Run the Detector1 pipeline on the given file.
Args:
uncal_file: str, name of uncalibrated file to run
outpur_dir: str, path of the output directory
Returns:
nothing
"""
log_name = os.path.basename(uncal_file).replace('.fits', '')
mk_stpipe_log_cfg(output_dir, log_name+'.log')
from jwst.pipeline.calwebb_detector1 import Detector1Pipeline
pipe_success = False
try:
det1 = Detector1Pipeline()
det1.call(uncal_file, output_dir=output_dir, logcfg="pipeline-log.cfg", save_results=True)
pipe_success = True
print('\n * Pipeline finished for file: ', uncal_file, ' \n')
except Exception:
print('\n *** OH NO! The detector1 pipeline crashed! *** \n')

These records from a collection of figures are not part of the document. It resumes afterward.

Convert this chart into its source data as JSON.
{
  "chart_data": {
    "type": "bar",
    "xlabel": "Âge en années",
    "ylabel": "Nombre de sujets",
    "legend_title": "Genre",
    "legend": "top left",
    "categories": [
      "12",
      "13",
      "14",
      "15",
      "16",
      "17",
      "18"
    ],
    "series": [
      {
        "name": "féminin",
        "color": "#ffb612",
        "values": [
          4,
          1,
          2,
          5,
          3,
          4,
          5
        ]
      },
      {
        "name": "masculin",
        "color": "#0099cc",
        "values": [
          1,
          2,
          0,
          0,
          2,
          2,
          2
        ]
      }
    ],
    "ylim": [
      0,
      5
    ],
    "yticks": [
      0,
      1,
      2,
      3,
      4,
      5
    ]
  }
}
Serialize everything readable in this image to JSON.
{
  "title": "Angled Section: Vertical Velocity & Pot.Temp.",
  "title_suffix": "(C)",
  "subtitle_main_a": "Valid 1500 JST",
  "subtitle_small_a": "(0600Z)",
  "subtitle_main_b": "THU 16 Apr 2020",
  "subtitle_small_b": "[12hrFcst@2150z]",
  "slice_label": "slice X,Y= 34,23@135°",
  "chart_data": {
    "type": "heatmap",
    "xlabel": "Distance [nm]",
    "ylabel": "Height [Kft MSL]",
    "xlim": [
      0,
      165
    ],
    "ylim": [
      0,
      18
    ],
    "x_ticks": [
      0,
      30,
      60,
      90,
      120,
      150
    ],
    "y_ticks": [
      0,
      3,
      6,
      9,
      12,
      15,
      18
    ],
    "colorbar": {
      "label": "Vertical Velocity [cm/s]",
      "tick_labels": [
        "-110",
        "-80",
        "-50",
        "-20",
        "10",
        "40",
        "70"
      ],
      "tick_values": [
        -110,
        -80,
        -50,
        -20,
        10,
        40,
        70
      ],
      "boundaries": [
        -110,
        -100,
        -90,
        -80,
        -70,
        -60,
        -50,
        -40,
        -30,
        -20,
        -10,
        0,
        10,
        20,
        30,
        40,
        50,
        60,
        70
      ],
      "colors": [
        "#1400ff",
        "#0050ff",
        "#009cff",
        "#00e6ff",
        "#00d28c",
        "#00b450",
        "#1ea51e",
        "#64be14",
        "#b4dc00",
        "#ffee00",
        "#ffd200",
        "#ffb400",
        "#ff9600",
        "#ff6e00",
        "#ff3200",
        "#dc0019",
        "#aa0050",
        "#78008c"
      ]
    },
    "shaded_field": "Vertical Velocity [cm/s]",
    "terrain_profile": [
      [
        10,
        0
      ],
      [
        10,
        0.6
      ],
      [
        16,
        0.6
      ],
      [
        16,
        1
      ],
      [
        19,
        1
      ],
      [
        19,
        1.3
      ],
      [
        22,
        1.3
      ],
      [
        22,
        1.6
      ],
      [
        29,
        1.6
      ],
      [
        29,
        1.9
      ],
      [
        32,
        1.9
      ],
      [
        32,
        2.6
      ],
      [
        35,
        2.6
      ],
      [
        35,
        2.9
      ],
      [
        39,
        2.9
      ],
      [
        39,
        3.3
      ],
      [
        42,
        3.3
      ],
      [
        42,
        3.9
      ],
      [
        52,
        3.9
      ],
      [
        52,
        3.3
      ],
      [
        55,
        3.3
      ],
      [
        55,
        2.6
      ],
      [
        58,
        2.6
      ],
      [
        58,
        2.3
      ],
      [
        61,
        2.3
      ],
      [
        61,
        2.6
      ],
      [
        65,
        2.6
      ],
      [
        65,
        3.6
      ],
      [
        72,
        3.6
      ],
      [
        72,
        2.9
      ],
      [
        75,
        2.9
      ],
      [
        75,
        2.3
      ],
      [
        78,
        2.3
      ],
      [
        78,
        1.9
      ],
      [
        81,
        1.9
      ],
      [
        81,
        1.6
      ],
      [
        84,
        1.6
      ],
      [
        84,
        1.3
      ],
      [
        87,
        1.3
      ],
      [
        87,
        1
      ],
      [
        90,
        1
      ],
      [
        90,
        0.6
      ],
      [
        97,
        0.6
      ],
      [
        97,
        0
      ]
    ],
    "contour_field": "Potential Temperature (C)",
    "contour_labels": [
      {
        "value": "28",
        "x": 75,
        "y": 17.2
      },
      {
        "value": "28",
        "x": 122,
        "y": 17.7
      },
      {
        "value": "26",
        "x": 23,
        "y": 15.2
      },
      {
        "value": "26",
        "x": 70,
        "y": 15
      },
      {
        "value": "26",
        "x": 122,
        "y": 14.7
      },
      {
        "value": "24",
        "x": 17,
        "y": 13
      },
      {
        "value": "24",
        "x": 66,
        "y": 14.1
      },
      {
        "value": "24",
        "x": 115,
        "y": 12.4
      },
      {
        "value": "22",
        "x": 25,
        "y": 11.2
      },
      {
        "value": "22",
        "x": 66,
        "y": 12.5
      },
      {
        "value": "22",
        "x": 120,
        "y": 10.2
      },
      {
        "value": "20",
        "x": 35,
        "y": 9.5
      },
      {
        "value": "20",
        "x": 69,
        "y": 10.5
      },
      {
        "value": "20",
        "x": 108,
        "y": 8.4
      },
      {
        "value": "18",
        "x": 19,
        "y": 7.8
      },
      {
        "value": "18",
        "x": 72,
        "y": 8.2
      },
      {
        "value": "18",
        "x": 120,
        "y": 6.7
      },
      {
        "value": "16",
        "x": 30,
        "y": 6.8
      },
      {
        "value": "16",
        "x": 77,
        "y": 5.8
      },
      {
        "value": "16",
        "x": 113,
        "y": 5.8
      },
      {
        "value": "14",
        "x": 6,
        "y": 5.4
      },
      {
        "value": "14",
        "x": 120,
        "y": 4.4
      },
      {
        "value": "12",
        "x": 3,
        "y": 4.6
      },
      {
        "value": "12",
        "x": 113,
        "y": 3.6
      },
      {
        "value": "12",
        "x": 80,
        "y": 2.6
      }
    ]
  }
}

pipe_crash_msg = traceback.print_exc()
if not pipe_success:
crashfile = open(log_name+'_pipecrash.txt', 'w')
print('Printing file with full traceback')
print(pipe_crash_msg, file=crashfile)
def main():
input_data_dir = '/my_project_dir'
output_dir = input_data_dir
# get the files to run
files_to_run = glob(os.path.join(input_data_dir, '*_uncal.fits'))
print('Will run the pipeline on {} files'.format(len(files_to_run)))
# the output list should be the same length as the files to run
outptd = [output_dir for _ in range(len(files_to_run))]
# get the cores to use
cores2use = int(os.cpu_count()/2) # half of all available cores
print('* Using ', cores2use, ' cores for multiprocessing.')
# set the pool and run multiprocess
with multiprocessing.Pool(cores2use) as pool:
pool.starmap(run_det1, zip(files_to_run, outptd))
print('\n * Finished multiprocessing! \n')
if __name__ == '__main__':
sys.exit(main())
Warning
Although it is technically possible to call the pipeline with
multiprocessing while also enabling this option in a step, we
strongly recommend not to do this. This scenario would be the same as
SampleScript2
except with adding and calling the parameter dictionary
parameter_dict
in SampleScript1
. However, Python will crash
if both multiprocessing options are set to use all the cores or even
less, because it is not permitted that a worker has children processes.
We recommend not enabling step multiprocessing for parallel pipeline
runs to avoid potentially running out of memory.